Cholesteatomas may continue to enlarge if untreated and can lead to damage (erosion) of the chain of bones carrying the coded sound signal from the eardrum to the hearing organ in the inner ear (cochlea). This causes a type of hearing loss called a conductive hearing loss (CHL). Cholesteatomas may also cause long-lasting or frequent (recurrent) ear infections with smelly discharge from the ear. As well as eroding the tiny bones of hearing in the middle ear, a cholesteatoma can erode the bone covering the facial nerve, hearing & balance organs causing temporary or permanent weakness of the muscles of the face (facial nerve palsy), sensorineural hearing loss (SNHL) or dizziness, respectively. Unlike CHL, SNHL is permanent and is caused by damage to the cells in the inner ear responsible for sensing the coded sound signal arriving from the middle ear, and generating a corresponding electrical signal in the pathway of nerves carrying this message to the brain. Rarely, the bone dividing the middle ear from the inside of the skull (intracranial cavity) can be eroded and the cholesteatoma can extend further inside the head.

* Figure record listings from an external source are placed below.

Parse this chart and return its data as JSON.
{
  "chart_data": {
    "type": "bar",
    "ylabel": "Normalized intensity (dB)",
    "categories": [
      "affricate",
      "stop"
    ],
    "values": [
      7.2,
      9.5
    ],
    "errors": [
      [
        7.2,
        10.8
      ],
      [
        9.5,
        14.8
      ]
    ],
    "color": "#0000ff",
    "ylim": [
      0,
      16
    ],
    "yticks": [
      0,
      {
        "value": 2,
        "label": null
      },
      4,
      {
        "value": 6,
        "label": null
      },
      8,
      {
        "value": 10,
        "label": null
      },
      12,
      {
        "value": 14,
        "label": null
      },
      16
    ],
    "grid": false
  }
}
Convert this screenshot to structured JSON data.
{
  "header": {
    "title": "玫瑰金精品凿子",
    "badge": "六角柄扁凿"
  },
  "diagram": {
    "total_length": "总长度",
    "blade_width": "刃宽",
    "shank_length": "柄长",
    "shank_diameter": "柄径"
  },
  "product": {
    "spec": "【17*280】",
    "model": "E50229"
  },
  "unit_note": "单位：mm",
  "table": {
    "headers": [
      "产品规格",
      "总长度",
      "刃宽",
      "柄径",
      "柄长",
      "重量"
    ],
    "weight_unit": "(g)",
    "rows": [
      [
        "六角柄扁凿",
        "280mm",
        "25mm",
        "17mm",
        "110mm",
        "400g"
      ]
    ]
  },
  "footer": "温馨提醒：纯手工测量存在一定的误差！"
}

The serious problems that cholesteatoma can cause mean that arguably the most important action is to diagnose the problem early, so that the surgeon has the best chance of removing it completely, without complications, and with the best chance of preserving or restoring useable hearing. The potential complications associated with surgery to remove a cholesteatoma are essentially the same as the risks of having a cholesteatoma, the difference being that the risk is controlled during surgery, as opposed to uncontrolled if left untreated. However, management doesn’t end with diagnosis and surgical removal. Cholesteatoma can come back, and therefore it is important that the surgeon monitors the ear for a few years.